Around 40% of the fish caught in the world are unintentional catches. They’re mostly thrown back or kept and sold either way. The fishing industry is huge. It’s estimated that the number of fish caught annually, be it for food or whatever else, is in the trillions (individual fish). Some of these unintended catches include dolphins, turtles, stingrays, and even sea birds.
Severe Money Loss
Because the world’s supply of fish is decreasing at such a dramatic rate the fishing industry is losing billions every year due to new laws, regulations, or restrictions that dictate how much fish they can catch and which places are off-limits.
The solution to Overfishing
There are a few ways you can help like eating what’s in season, buying from ethically sourced fishmongers, and buying locally. The government has implemented solutions and are constantly putting new ones into place. Most common include farming, fishing quotas, bag limits, licensing, closed seasons, size limits, and the creation of marine reserves and other marine protected areas.
Fishing Quotas or catch shares is a fishery management system that allocates a secure privilege to harvest a specific area or percentage of a fishery’s total catch to individuals, communities, or associations. Basically, it sets a species-specific total allowable catch, typically by weight and for a given time period.

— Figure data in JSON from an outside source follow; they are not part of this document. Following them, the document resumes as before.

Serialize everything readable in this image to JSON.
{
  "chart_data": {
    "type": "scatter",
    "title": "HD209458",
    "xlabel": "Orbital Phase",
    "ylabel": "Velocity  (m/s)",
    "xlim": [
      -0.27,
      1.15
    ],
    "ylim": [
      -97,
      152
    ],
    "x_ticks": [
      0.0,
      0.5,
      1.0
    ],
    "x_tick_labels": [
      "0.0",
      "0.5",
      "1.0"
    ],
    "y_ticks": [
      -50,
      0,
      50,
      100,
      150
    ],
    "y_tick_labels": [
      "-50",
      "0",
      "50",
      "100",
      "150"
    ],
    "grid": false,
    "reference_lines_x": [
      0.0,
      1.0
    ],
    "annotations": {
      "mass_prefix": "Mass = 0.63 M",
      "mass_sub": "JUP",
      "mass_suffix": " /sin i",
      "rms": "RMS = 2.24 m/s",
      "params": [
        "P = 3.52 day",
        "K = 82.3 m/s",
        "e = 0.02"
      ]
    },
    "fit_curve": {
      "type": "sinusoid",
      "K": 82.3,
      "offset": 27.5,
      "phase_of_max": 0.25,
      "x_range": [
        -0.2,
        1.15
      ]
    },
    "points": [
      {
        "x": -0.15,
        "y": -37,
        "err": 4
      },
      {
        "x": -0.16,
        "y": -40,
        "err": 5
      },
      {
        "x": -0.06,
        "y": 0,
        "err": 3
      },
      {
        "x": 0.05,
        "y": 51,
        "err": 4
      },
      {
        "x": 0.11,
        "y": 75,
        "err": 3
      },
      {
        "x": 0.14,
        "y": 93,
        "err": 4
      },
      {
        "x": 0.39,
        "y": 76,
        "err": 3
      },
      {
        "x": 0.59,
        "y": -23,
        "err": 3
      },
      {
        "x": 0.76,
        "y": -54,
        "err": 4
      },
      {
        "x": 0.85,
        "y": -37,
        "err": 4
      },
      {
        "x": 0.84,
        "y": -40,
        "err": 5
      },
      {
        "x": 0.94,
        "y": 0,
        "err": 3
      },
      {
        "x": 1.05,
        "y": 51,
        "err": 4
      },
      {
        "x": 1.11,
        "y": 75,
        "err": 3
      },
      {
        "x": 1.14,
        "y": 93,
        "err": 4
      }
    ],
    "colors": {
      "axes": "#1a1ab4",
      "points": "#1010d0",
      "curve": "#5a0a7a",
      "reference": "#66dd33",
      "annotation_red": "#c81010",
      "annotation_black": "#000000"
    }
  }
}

Bag Limits are laws imposed on hunters and fishermen that limits the number of a certain animal they can kill and harvest.
Licensing of ships and fishermen shows they’re qualified to fish safely and identifies them as official fish boats.
Closed seasons forbid the fishing of a particular fish while it’s in its mating season. Cod is in season from October to February, halibut from mid-march to mid-November, and tilapia is best around fall.
Size limits are to prevent the catching of bigger fish. Smaller fish typically tend to produce other smaller fish. So fishing all the large fish would dramatically decrease the average size of that species over time.
Marine reserves and other marine protected areas come in all shapes and sizes and serve many functions. Because fishing is either heavily regulated or banned altogether in these areas, it gives the ecosystem time to build itself up.
Fish farming or pisciculture involves raising fish in commercially built tanks that hold up to thousands of gallons of water. While farming doesn’t always reduce pressure on carnivorous fish like salmon, it can be done in an eco-friendly way.
The oceans are the origins of life and they make a huge impact all around the world. Marine life fertilizes the ocean that hosts millions of different animals and their subspecies. Overfishing will have a huge impact on all of us too, as industries weaken and famines begin. The ocean would no longer be able to perform most of its simple tasks, and as a result, we’d likely face a global catastrophe.